In Sanatass v. Consolidated Investing Company, the Court of Appeals recently held that the defendant, an out-of-possession landlord, was still statutorily liable for the plaintiff’s injuries despite its lack of notice or control over the work that the plaintiff was engaged in at the time of the accident. The Court rejected the defendant’s argument that the tenant’s breach of the lease provision that obligated the tenant to obtain the owner’s permission before hiring a contractor to perform any alterations severed any nexus between the owner and the plaintiff. Of note, the sole dissenter stated that the Court’s “decision unwisely and unnecessarily increases the already heavy burden that Labor Law § 240(1) places on New York property owners.” The dissenting Justice further noted that the Court has never addressed the situation of a landlord that did not try to delegate responsibility for worker safety to its tenant, but retained in the lease the power to provide protection for workers by requiring prior written consent before any work is done, only to have the tenant ignore the lease provision and urged the majority not to “expand our already draconian rules of Labor Law § 240 (1) liability.”
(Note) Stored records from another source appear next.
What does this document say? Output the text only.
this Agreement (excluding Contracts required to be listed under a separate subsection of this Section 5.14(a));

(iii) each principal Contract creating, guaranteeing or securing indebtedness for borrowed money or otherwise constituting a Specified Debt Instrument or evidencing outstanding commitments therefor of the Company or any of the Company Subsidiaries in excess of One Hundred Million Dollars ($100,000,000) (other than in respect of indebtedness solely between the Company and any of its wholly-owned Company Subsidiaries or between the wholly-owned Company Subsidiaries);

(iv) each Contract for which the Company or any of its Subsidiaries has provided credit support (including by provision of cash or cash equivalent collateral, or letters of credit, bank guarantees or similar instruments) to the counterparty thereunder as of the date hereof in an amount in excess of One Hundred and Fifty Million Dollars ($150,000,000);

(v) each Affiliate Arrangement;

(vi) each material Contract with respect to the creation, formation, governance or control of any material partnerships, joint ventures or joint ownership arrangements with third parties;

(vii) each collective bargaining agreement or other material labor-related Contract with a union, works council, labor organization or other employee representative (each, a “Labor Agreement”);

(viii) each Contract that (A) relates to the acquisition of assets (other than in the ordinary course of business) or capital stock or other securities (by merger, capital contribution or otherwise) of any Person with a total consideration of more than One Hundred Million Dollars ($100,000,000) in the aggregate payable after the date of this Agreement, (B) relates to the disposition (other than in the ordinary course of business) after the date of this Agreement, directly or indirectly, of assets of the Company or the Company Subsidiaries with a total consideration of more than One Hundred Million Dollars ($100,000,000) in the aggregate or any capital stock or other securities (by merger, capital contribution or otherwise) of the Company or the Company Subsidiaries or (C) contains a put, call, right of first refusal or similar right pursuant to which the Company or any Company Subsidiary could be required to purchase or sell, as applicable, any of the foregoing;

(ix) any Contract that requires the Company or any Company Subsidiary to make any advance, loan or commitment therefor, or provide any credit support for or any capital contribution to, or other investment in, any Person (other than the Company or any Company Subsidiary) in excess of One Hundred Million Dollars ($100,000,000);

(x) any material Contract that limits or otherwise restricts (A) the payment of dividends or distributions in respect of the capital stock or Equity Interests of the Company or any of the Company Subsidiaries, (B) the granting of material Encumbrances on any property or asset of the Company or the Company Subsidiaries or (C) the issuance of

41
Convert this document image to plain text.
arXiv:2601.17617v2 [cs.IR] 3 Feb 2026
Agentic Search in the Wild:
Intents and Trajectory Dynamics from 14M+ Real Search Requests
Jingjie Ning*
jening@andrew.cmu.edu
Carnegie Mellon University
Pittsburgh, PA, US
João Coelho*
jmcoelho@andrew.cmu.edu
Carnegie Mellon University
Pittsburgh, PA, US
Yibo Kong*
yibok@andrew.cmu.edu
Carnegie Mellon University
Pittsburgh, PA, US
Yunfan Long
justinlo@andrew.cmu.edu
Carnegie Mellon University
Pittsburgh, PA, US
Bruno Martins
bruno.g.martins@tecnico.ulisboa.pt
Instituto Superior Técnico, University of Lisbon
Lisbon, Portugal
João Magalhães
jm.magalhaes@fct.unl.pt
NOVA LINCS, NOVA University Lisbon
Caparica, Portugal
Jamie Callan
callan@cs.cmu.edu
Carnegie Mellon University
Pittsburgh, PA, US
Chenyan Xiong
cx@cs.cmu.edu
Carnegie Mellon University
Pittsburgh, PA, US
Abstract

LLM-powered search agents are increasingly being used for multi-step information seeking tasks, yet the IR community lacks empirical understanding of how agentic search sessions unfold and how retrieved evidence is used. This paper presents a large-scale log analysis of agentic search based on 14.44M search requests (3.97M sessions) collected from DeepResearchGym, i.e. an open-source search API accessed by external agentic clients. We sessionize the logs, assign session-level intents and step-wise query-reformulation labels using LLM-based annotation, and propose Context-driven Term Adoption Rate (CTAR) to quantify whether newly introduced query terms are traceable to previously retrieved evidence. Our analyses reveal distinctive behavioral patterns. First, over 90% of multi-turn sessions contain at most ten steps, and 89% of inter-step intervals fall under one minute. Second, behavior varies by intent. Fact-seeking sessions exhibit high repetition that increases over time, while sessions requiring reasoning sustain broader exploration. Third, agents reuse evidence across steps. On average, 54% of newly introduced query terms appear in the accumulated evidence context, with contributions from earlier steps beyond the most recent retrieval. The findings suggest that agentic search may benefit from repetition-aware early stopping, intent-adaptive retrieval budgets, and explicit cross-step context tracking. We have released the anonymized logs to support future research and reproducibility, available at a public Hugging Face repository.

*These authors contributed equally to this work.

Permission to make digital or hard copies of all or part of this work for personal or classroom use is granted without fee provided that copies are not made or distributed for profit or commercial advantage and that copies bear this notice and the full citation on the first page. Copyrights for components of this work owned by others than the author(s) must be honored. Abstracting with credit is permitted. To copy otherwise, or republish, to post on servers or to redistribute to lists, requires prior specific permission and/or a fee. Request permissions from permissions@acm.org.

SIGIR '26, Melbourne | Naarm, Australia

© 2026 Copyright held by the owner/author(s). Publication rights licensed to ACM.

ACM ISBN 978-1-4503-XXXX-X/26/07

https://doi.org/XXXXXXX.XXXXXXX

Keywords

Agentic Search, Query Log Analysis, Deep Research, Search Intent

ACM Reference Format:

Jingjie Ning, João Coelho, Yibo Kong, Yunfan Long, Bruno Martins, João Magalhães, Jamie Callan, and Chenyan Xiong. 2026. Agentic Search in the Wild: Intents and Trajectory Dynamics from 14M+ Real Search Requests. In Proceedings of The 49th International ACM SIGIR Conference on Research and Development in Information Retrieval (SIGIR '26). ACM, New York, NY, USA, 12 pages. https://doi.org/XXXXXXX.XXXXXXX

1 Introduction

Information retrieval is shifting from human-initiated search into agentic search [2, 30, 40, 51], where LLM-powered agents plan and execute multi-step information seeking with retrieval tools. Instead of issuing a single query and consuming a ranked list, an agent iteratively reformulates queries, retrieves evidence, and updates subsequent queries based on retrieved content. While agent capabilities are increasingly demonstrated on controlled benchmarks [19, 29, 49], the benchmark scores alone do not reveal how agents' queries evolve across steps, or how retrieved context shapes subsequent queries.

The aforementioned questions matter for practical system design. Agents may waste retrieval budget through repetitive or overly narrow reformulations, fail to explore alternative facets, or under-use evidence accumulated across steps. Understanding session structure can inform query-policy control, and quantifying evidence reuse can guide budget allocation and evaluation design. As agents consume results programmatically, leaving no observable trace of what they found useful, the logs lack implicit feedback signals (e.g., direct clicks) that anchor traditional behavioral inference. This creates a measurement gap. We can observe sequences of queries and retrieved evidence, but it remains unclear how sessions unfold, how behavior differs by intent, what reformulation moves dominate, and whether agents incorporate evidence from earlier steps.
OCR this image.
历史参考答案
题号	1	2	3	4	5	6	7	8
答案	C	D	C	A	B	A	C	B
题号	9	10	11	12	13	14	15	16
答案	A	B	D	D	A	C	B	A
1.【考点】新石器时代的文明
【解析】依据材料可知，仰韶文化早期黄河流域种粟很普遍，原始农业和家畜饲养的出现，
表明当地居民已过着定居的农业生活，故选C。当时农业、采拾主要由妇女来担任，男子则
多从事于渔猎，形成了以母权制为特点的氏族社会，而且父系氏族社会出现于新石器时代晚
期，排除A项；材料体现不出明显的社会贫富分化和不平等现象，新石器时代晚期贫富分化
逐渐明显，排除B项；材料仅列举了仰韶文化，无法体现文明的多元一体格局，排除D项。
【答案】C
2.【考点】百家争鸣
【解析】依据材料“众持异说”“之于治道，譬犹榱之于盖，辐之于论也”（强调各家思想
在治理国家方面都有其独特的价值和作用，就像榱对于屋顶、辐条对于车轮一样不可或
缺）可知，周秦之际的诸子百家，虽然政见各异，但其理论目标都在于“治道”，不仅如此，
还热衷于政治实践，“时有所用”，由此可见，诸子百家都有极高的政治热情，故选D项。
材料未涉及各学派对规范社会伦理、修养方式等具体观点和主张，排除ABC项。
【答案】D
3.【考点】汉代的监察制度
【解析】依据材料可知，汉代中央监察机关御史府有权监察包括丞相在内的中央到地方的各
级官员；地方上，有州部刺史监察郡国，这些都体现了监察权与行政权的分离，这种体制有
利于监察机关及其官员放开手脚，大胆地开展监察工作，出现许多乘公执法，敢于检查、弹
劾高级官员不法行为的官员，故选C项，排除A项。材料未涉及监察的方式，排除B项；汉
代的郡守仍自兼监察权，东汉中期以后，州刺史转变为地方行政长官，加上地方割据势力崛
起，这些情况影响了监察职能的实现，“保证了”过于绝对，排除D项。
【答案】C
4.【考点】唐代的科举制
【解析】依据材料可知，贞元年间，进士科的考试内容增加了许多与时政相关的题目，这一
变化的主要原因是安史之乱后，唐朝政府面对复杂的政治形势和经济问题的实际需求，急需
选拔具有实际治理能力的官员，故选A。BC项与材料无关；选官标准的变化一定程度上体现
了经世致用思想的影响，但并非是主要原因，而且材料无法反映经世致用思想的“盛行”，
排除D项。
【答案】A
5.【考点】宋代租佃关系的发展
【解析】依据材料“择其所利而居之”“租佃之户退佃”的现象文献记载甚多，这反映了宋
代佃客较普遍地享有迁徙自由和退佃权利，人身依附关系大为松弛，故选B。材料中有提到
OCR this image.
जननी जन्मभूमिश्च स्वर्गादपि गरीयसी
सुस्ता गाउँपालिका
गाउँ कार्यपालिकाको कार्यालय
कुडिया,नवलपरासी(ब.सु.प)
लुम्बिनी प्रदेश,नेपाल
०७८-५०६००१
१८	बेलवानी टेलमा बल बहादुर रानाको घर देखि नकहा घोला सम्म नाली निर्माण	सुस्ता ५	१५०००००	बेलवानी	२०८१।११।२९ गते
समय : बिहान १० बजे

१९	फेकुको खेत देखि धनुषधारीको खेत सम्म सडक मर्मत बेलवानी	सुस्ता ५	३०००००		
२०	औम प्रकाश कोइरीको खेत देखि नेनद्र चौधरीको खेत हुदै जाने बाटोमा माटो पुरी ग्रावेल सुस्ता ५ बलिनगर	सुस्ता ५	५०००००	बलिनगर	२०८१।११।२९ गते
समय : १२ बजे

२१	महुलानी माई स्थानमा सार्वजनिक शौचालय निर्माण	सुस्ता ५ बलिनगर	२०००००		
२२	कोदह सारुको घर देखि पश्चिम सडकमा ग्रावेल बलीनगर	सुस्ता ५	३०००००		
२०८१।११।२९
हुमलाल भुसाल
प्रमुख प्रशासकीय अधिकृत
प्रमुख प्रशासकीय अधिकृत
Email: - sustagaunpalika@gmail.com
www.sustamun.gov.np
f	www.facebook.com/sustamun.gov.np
The danger of being struck by an errrant baseball or hockey puck during a game is a well recognized risk of injury to spectators. A field owner customarily satisfies its limited duty of care by providing protection in the most dangerous sections of the field or stadium. What is the duty of care during warmups before a hockey game where numerous pucks are shot and the attention of the fans may not be strictly on the ice?
In Sciarrotta v. Global Spectrum, the New Jersey Supreme Court held that the “limited duty rule” applies to warmups as well as games. Thus, an owner/operator satisifies its limited duty by furnishing proper screening and protection in the most dangerous stadium areas. The Supreme Court found no meaningful distinction between injuries that are caused by objects leaving the field of play during practice or warm-ups as opposed to an actual game.
In Tarr v. Bob Ciasulli’s Mack Auto Mall, the New Jersey Supreme Court clarified two thorny issues surrounding the Punitive Damages Act. First, it held that a jury can only award punitive damages as a deterrent to the defendant who committed the wrongful acts but not as a general deterrent to others. Thus, the court held that it was error for the plaintiff’s attorney to argue that the amount of punitive damages provided the jury “an opportunity to send a message to deter this particular defendant and others” whether they are in the same industry or not. The court also criticized the jury charge that erroneously reinforced the argument that the deterence of third parties who were strangers to the lawsuit could be considered.
Second, the court found that the defendant’s wealth at the time of the wrongdoing as well as at the time of entry of judgment could be considered when the jury calculated punitive damage.
Our advice is simple: if a case proceeds to trial with a claim for punitive damages in play, defense counsel must be alert to any argument that seeks to “send a message” to an entire industry. The focus should be limited to the defendant sued in the case at hand.